Ritalin (Methylphenidate) (MPH) is a prescription stimulant commonly used to treat Attention-deficit hyperactivity disorder, or ADHD, and Attention-deficit disorder, or ADD. It is also one of the primary drugs used to treat the daytime drowsiness symptoms of narcolepsy and chronic fatigue syndrome. The drug is seeing early use to treat cancer-related fatigue.
Brand names of drugs that contain methylphenidate include instant-release racemic methylphenidate Ritalin, Ritalina, Rilatine, Attenta (in Australia), Methylin, Penid, and Rubifen; and the sustained release tablets Concerta, Metadate CD, Methylin ER, Ritalin LA, and Ritalin-SR. Focalin is a preparation containing only dextro-methylphenidate, rather than the usual racemic dextro- and levo-methylphenidate mixture of other formulations. A newer way of taking methylphenidate is by using a transdermal patch (under the brand name Daytrana), similar to those used for hormone replacement therapy (HRT), nicotine release and pain relief (Fentanyl).

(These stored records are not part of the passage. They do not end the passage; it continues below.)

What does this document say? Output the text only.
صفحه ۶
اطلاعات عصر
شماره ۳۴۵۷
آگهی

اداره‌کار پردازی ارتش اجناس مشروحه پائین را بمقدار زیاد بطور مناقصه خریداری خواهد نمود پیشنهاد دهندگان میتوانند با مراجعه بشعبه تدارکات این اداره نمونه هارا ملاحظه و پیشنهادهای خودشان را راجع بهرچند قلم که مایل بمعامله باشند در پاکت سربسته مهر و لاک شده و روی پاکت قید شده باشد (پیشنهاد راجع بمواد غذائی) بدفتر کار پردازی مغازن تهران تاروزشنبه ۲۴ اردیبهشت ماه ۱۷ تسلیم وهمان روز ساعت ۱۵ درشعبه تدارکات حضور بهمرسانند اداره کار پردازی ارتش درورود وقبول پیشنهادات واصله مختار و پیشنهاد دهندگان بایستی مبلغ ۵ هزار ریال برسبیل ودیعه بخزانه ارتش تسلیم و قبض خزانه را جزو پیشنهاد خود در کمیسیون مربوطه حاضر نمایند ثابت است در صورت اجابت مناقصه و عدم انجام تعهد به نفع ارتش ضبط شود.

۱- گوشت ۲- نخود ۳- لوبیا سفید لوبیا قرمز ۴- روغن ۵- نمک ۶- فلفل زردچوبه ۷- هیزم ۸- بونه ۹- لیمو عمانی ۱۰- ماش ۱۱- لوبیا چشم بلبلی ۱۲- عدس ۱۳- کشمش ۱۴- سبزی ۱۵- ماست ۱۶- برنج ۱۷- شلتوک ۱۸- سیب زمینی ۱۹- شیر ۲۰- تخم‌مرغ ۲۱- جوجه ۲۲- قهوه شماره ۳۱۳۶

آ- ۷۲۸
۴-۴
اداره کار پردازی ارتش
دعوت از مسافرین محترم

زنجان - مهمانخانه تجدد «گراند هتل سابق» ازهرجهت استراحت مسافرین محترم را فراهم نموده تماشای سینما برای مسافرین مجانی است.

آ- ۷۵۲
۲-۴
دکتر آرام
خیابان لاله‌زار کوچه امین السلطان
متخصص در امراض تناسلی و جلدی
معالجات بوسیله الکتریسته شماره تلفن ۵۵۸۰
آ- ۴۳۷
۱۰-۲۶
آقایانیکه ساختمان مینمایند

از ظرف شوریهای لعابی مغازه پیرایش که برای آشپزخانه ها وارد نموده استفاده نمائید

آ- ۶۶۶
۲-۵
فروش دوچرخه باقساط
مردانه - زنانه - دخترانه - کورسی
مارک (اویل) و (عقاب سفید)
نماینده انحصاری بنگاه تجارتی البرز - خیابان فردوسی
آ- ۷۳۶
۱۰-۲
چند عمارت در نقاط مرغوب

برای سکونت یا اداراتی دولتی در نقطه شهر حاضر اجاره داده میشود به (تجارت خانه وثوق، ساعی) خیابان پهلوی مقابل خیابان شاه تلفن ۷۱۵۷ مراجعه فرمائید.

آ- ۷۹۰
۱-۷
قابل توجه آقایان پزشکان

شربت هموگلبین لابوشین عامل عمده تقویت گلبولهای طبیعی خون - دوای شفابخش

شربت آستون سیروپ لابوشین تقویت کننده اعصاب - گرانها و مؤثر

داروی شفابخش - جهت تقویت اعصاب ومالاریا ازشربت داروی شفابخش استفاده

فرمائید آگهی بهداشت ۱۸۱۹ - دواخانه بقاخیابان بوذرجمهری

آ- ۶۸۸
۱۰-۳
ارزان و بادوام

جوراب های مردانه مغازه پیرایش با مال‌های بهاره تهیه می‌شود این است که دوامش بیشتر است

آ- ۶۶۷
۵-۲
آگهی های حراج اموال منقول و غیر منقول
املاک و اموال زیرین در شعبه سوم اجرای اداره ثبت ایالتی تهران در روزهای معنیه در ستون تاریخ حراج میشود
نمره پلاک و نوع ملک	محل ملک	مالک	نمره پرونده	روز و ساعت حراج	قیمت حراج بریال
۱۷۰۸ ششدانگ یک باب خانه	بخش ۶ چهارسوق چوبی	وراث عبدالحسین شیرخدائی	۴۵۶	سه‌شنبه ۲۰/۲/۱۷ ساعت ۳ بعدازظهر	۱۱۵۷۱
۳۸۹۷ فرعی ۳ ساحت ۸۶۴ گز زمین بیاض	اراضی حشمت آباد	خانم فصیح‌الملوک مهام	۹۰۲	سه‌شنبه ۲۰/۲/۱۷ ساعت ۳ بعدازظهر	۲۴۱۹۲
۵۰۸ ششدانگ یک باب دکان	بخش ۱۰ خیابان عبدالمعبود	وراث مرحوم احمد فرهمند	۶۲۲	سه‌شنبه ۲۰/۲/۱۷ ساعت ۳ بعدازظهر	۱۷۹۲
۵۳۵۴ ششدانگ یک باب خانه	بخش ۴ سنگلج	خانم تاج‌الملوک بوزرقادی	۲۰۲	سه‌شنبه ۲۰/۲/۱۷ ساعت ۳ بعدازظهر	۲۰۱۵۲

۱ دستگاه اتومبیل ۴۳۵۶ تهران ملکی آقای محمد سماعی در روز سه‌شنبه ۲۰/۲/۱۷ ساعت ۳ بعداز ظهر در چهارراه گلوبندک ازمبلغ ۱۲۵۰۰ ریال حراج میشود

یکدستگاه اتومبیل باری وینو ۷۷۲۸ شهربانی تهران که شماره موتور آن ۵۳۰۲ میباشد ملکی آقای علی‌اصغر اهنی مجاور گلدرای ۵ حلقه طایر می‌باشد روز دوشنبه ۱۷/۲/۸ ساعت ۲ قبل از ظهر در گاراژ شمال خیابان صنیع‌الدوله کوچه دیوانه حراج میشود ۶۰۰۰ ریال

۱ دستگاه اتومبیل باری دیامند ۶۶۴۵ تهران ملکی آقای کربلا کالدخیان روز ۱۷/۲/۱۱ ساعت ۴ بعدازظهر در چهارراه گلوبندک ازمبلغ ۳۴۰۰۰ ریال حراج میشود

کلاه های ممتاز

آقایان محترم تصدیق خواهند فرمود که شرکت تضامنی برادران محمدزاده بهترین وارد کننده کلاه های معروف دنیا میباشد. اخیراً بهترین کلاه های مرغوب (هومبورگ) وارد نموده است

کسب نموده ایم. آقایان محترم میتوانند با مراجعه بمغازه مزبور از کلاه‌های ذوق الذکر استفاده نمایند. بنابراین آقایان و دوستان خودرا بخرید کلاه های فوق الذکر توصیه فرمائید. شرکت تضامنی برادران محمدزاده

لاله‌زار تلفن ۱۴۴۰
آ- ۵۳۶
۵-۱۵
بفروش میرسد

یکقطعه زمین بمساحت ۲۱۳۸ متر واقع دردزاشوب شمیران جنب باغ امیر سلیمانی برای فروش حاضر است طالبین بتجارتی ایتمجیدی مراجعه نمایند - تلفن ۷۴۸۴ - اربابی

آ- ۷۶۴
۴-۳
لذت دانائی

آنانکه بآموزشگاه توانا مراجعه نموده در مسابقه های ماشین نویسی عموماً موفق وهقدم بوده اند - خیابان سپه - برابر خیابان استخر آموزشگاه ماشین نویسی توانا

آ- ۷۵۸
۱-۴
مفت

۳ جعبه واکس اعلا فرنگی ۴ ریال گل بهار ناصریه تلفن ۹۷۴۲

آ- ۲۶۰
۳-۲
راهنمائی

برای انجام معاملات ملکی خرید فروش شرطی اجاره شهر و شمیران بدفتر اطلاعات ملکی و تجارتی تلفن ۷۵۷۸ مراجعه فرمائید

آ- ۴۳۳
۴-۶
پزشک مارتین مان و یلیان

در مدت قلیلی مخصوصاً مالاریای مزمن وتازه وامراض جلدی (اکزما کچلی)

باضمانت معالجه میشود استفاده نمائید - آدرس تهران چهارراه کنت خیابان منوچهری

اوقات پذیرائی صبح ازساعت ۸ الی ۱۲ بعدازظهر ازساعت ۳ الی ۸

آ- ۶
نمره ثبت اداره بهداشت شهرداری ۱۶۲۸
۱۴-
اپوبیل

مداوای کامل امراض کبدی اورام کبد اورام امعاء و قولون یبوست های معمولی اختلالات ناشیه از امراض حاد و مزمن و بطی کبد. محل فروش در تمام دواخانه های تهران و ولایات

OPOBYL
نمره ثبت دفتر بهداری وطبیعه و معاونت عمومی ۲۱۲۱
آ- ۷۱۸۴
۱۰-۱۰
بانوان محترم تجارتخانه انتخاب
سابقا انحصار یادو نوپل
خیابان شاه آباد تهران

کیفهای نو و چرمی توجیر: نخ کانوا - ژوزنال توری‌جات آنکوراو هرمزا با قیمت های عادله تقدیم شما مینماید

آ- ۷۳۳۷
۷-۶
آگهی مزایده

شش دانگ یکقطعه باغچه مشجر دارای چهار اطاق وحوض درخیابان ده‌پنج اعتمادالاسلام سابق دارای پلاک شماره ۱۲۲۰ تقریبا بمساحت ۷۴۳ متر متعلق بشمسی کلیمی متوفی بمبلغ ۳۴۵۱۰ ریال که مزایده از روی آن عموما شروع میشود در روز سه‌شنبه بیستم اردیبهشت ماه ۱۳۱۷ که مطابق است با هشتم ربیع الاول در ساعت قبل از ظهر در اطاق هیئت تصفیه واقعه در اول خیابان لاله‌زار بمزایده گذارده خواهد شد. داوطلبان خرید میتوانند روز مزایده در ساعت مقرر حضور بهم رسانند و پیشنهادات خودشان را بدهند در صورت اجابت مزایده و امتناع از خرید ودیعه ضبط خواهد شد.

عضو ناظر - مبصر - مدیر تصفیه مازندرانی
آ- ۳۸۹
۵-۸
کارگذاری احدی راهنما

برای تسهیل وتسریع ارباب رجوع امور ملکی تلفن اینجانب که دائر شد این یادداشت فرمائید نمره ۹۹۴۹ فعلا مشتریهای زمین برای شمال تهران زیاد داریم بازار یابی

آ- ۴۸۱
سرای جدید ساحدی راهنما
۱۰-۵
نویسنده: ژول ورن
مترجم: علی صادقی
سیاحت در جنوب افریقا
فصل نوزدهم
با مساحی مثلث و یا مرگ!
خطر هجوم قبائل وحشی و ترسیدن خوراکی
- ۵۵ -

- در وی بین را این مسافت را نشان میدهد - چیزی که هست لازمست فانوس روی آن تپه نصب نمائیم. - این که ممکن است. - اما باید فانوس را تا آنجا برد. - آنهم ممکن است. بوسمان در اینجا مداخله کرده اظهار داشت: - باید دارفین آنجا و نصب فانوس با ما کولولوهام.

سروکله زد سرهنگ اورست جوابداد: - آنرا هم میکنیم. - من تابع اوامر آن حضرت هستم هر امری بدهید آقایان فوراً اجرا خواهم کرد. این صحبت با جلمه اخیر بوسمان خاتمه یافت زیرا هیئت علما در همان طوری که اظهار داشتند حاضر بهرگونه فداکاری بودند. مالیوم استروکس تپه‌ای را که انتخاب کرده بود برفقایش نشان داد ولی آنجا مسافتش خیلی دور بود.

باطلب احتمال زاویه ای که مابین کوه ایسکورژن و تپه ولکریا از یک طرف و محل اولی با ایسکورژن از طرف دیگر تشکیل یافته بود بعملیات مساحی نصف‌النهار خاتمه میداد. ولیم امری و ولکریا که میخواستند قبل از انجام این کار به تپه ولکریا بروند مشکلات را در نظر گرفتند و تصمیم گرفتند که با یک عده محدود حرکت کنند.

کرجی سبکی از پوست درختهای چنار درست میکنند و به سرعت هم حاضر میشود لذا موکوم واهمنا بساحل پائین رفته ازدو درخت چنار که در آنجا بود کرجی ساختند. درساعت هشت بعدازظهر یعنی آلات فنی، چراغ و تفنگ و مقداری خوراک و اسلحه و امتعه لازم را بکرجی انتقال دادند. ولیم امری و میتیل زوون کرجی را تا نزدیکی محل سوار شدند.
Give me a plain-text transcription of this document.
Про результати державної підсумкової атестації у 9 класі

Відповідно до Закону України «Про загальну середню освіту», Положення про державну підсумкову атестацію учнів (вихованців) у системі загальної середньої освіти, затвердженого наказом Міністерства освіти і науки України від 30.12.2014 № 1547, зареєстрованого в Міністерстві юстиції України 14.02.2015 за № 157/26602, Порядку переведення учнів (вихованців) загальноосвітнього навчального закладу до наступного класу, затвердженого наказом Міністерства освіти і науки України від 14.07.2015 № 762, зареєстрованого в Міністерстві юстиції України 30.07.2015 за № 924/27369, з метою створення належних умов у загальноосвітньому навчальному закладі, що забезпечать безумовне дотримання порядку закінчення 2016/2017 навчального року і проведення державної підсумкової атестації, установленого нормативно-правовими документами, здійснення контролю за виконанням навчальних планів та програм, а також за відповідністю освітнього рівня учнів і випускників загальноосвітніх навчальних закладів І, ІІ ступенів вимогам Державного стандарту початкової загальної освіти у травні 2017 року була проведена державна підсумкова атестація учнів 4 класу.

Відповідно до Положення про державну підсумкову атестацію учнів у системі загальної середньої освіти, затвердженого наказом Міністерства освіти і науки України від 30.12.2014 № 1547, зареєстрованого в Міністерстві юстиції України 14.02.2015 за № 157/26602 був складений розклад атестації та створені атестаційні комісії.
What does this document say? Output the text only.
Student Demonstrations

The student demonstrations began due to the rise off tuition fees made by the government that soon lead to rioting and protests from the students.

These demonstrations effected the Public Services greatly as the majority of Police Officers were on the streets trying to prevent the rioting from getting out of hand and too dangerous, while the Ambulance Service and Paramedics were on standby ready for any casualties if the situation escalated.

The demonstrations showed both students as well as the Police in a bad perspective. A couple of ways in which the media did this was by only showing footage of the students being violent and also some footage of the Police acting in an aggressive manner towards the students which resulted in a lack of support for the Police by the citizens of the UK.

Methylphenidate is a central nervous system (CNS) stimulant indicated in the treatment of attention-deficit hyperactivity disorder and narcolepsy. When prescribed at the correct dosage, methylphenidate is usually well tolerated by patients.
In individuals with cancer, methylphenidate is commonly used to counteract opioid-induced somnolence, to increase the analgesic effects of opioids, to treat depression, and to improve cognitive function.